Now wcfg in Form1 is another class for configuration:
using System; using System.Collections.Generic; using System.Linq; using System.Text; using System.Threading.Tasks; namespace GatherLinks { class WebcrawlerConfiguration { public string url; public Dictionary<string,List<string>> localy; public bool removeext; public bool downloadcontent; public int failedUrls; public bool toCancel; public bool offlineonline; public WebcrawlerConfiguration() { } } }
So if i clicked the cancel button so in the recursive loop im checking the the toCancel variable in the configuration class is true and make return empty List and then in Form1 i have completed event:
private void backgroundWorker1_RunWorkerCompleted(object sender, RunWorkerCompletedEventArgs e) { button3.Enabled = false; checkBox1.Enabled = true; checkBox2.Enabled = true; numericUpDown1.Enabled = true; button1.Enabled = true; button2.Enabled = true; this.Text = "Web Crawling"; if (cancel == true) { label6.Text = "Process Cancelled"; } else { label6.Text = "Process Completed"; } button6.Enabled = true; button4.Enabled = false; button5.Enabled = false; listBox1.Enabled = true; }
So when i click the button it does cancel/stop the operation .
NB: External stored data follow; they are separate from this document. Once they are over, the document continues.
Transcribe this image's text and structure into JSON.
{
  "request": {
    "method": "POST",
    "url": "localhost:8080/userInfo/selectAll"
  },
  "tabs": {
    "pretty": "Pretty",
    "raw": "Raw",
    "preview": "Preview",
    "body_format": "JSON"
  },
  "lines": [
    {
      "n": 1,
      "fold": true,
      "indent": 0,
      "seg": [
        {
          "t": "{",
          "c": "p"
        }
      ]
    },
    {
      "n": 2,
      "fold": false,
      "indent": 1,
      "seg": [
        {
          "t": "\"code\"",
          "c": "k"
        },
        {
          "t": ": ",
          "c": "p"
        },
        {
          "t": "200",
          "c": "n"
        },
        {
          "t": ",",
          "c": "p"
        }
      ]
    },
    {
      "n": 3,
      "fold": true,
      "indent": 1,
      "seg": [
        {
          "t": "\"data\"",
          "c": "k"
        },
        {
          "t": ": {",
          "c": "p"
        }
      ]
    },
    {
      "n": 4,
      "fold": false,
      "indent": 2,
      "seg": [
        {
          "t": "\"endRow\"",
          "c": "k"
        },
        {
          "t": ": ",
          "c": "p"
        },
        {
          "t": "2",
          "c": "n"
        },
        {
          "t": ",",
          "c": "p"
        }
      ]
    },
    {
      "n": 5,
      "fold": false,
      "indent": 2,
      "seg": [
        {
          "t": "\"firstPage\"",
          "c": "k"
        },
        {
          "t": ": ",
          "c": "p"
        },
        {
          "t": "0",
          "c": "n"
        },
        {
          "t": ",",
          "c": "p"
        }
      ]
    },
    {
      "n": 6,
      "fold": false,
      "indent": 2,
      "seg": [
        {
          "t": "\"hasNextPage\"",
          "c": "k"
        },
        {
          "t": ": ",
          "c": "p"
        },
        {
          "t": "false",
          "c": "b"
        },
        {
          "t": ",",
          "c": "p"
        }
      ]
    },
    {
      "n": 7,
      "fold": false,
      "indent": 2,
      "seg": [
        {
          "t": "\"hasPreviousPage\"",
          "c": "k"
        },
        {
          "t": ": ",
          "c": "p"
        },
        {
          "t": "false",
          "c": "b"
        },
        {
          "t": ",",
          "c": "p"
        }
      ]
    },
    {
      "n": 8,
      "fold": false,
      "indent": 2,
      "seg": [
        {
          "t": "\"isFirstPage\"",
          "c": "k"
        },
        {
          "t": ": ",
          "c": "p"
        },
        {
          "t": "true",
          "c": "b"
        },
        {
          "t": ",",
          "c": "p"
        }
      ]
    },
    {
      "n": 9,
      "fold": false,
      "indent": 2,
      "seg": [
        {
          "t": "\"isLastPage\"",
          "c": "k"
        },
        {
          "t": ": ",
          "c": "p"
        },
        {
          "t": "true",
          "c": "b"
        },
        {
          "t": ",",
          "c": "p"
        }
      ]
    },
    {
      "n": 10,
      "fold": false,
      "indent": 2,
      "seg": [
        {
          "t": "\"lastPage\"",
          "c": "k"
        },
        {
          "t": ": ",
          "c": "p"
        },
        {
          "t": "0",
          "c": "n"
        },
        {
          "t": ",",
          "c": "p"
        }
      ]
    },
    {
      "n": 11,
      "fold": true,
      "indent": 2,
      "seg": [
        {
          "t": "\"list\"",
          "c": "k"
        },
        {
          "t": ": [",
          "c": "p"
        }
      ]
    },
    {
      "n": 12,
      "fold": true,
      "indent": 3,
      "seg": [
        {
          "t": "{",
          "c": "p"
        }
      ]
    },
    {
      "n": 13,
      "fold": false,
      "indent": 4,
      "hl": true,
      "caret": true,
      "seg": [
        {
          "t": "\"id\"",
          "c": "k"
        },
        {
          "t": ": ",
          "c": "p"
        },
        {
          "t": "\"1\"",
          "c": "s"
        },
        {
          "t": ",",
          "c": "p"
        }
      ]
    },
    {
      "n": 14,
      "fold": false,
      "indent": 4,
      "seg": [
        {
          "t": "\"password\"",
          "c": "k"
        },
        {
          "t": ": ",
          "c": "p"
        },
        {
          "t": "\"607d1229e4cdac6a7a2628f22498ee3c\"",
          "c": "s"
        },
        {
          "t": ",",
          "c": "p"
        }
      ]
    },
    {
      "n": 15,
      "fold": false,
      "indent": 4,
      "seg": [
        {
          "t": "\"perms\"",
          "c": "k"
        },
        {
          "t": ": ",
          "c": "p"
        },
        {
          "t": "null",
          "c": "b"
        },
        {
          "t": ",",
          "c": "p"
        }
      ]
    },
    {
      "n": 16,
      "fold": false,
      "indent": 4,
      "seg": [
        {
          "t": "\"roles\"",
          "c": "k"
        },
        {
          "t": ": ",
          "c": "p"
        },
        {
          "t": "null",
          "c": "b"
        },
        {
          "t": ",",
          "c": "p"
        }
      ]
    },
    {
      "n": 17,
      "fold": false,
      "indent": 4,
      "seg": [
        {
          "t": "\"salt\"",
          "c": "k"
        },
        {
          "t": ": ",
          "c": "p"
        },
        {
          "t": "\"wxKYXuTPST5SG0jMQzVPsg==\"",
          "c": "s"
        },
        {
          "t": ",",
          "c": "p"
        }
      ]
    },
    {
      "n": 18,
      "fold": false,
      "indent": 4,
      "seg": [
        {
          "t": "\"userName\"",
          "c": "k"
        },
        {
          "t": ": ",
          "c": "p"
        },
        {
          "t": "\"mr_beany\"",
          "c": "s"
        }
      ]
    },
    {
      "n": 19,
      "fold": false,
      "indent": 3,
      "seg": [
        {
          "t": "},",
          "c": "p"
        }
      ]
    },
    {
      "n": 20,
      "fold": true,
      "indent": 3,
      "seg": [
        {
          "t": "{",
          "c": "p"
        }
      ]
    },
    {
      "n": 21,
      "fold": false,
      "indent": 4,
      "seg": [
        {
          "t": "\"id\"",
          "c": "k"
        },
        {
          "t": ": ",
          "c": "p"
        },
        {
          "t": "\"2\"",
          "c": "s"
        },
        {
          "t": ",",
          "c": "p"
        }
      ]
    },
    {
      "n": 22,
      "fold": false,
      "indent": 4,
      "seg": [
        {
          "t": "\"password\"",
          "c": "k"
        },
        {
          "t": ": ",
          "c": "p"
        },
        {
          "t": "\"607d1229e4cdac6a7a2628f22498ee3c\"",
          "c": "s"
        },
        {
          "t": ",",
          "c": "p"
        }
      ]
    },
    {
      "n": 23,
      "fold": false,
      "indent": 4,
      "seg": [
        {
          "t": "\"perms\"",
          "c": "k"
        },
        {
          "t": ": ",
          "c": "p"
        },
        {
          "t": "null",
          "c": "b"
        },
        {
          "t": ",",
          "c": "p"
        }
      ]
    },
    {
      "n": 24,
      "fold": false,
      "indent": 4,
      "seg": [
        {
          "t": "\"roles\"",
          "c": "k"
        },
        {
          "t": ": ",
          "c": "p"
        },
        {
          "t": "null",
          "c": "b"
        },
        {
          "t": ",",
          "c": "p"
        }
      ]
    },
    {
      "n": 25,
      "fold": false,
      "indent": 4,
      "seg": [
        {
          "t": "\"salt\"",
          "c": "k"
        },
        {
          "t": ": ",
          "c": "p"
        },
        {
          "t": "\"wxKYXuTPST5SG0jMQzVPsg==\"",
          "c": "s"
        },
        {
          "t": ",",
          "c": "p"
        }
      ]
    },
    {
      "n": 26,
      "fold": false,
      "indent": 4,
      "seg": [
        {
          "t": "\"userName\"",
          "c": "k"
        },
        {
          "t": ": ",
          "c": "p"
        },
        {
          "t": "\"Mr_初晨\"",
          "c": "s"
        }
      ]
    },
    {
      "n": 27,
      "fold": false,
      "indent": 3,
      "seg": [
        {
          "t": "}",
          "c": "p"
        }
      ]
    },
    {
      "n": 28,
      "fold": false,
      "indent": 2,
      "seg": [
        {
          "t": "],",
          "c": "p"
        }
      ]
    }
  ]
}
But the pause and resume buttons clicks dosent effect/work at all.
private void button4_Click(object sender, EventArgs e) { bgwc.PauseWorker(); label6.Text = "Process Paused"; button5.Enabled = true; button4.Enabled = false; } private void button5_Click(object sender, EventArgs e) { bgwc.ContinueWorker(); label6.Text = "Process Resumed"; button4.Enabled = true; button5.Enabled = false; }
Both button4 and button5 maybe pause/resume the backgroundworker the main backgroundworker but they never pause/resume the recursive loop.
1. How do i pause/resume the recursive loop ? I know how to cancel/stop the loop but how do i pause/resume the loop ?
2. Do i need to cancel/pause/resume the main backgroundworker and the second backgroundworker too or if i cancel/pause/resume the recursive loop is enough ? The backgroundworkers can keep working it dsoent matter or it does ? So maybe i need to cancel/pause/resume all of them all backgroundworkers and the recursive loop togeather ?
3. How do i do it all ? Its a little bit mess with the code. I mean i can cancel the loop its working but im not sure if leaving the backgroundworkers work is good and if not so how do i cancel/pause/resume them all togeather ?
What should be the logic around this recursive loop ?
What i need in general is to be able to cancel/pause/resume the operation of the recursive loop.